21. IN THE CHAMBER OF THE REICH

This chamber in the Town Hall was the meeting-place of the permanent Diet of the Holy Roman Empire; on this empty chair sat the Emperor, rendered increasingly ineffective by the princes and the guilds, or else himself neglectful of the Reich, often more administrator than dominus. Around it are the halls set aside for the Electors, the princes, the College of the imperial cities. When Regensburg became the seat of the permanent Diet, in 1663, the Empire was already ossified and divested of power. In this room, supposed to rule the world, the world itself is missing; the void of it reminds one of that “nothing defined only by its own confines”, to quote from The Hole, a play by Achim von Arnim, the nineteenth-century Romantic poet fascinated by the German past. That feeble conjuction, the und in the formula “Kaiser und Reich”, also seems a nothing, a disjunction, a mere nullity that does nothing but separate. The Empire is an ellipse, wrote Werner Näf, the foci of which are the princes and the guilds, while the centre – the Emperor – appears as a pure abstraction. Irregulare aliquod corpus et monstro simile, said a seventeenth-century jurist on the subject of the Empire.

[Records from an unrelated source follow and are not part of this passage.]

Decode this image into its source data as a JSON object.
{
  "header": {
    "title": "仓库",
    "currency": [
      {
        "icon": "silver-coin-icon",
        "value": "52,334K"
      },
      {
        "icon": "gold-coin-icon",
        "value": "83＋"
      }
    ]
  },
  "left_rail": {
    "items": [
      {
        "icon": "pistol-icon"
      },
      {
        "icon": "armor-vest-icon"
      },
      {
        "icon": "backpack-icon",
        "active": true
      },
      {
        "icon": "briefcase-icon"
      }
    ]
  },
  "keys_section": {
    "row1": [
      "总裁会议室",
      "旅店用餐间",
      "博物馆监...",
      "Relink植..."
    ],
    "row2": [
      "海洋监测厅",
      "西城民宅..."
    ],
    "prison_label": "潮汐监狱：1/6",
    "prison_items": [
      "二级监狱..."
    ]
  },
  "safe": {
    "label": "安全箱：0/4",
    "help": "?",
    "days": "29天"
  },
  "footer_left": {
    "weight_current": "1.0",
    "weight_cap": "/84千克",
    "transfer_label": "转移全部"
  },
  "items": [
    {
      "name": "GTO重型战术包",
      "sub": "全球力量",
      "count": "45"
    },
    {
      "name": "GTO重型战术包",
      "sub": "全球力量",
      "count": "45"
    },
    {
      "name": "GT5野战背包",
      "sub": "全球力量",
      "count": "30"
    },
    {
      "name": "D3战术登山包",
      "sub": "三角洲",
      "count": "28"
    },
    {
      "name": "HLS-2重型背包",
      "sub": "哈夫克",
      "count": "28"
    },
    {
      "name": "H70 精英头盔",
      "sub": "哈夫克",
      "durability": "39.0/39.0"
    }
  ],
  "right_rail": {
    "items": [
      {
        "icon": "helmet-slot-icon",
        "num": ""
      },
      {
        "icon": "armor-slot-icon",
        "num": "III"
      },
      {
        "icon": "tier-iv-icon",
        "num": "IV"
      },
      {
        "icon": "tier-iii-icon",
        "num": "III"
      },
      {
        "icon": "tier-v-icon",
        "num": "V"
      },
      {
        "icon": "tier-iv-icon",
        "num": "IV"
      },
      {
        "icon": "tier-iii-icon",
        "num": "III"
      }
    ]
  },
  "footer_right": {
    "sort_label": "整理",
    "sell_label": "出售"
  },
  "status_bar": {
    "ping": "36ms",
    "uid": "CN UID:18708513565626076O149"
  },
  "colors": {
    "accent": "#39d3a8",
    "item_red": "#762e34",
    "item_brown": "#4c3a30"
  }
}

This lack of centre, this shortage of cohesive strength and political unity, does not call to mind the clear, penetrating gaze of Frederick II of Swabia, who saw things as they appear to the naked eye, without a trace of recondite significance; what it calls to mind rather is the oblique glance of the Spanish Hapsburgs, focused upon the hidden, twisted side of things, upon darkness and obscurity: the glance which tradition attributes to Don John of Austria, victor of the Battle of Lepanto, born in a house in the Tändlergasse, illegitimate son of Charles V and a beautiful daughter of middle-class Regensburg, Barbara Blomberg. Barbara Blomberg was eighteen years old, while the Emperor, seven years a widower, was forty-six and marked by a precocious, melancholy weariness, by that sense of the vanity of vanities which caused him to decline – according to a line of Planten’s – like the old Empire itself, even if that waning of the medieval heritage entailed the rise of a modern world power under his crown.

Mindful of this passion, and of this woman whom he never saw again, Charles V remembered her on the eve of his death, indeed a matter of hours before he died, and secretly left her the considerable bequest of six hundred golden ducats. Heedlessly do we make love, says a line of Brecht’s. Don John of Austria grew up for the triumph of Lepanto, but not for happiness; he was destined for the murky obliquities of life, not for life’s clarity.

The two-headed eagle on the wall of this imperial chamber sets the seal on a shadowy, melancholy scene. This pathos of decline does not seem to have affected the secretary, or the scrivener, to whom we owe the end of the tradition of the Konfekttischlein. On this little table for the display of confectionery the city was wont to offer the delegates to the Diet refreshments, wines and sweetmeats, on which chiefly the secretaries and scriveners made a practice of gorging themselves. During a Diet one of their number had partaken rather too generously of the wine, so that in the course of a session, in which he was supposed to draw up the minutes, he fell asleep and started to snore sonorously, disturbing the discussions on which depended the Holy Roman Empire, and therefore the world at large. The city senate thereupon abolished the traditional refreshments.